A Visitor’s Guide To Birmingham

Note: This is a guest post.

In the heart of the Midlands, Birmingham holds a historically and geographically important position in the cultural heritage of the United Kingdom. As the second most populous city after London, it is currently home to around 2,738,100 people and has become a major international commercial centre.

Due to its central location, it has become a major transport hub for those moving throughout the country via motor vehicles, trains, coaches and even canal barges.

Early history

Birmingham began life as a moderately sized market town in medieval times but really blossomed during the Industrial Revolution of the 18th century. During this period, Birmingham became the first ever manufacturing town in the world and laid the foundations for Britain to become a global economic superpower.

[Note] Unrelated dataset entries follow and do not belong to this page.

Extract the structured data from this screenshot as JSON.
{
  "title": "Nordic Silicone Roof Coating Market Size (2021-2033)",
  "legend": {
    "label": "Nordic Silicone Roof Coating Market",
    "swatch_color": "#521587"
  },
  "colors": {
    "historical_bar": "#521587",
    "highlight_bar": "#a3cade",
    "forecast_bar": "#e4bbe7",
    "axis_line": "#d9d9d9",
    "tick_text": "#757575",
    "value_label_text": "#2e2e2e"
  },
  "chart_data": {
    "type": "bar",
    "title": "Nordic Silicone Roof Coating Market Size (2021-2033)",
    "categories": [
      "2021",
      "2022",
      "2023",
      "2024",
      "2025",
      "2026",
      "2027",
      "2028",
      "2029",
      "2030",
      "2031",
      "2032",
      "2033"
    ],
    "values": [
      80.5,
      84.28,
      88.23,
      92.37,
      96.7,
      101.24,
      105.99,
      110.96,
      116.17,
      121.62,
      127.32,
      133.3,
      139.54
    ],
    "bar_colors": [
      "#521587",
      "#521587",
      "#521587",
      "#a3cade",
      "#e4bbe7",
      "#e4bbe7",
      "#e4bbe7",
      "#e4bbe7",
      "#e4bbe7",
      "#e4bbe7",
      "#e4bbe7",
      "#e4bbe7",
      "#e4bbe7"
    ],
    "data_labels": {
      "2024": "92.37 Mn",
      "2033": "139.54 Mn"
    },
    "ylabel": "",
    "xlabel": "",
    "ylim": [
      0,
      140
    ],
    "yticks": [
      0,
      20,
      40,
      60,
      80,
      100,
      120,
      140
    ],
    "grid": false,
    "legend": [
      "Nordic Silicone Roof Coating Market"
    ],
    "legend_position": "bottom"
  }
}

Its revolutionary economic situation also meant that it exerted a huge amount of influence over the political situation of the time, with the city being credited as the home of much of the thinking that shaped the development of British democracy.

Today it plays an important part in the world economy and is ranked as a beta – world city by the Globalization and World Cities Research Network.

Getting there

Visitors to the area can access the city in a variety of ways, with the M5, M6, M40 and M42 motorways all servicing the area, extensive local bus networks, fantastic rail connections and the nearby Birmingham Airport all available for use.

Those flying to visit the area may want to think about whether they want to book a hotel near Birmingham airport or would rather stay in the centre of the city. If you fancy something a little different, the canal system is still a great way to travel; with the city actually having more miles of canal than Venice.

Birmingham
photo credit: Birmingham

Local attractions

Birmingham has a diverse range of cultural events and displays, as well as an enjoyable nightlife scene. The pioneering Birmingham Repertory Theatre is a fantastic venue and has launched the careers of many famous actors, including Laurence Olivier, Ralph Richardson and Peggy Ashcroft.

Music is enjoyed throughout the city and the National Indoor Arena, as well as a number of smaller venues, provides the perfect stage for musicians and artists. The city is notable for the number of influential artists it has produced in the past and this makes music a key attraction.

Finally, the Birmingham Museum & Art Gallery boasts an awe-inspiring range of artworks, most notably its pre-Raphaelite collection.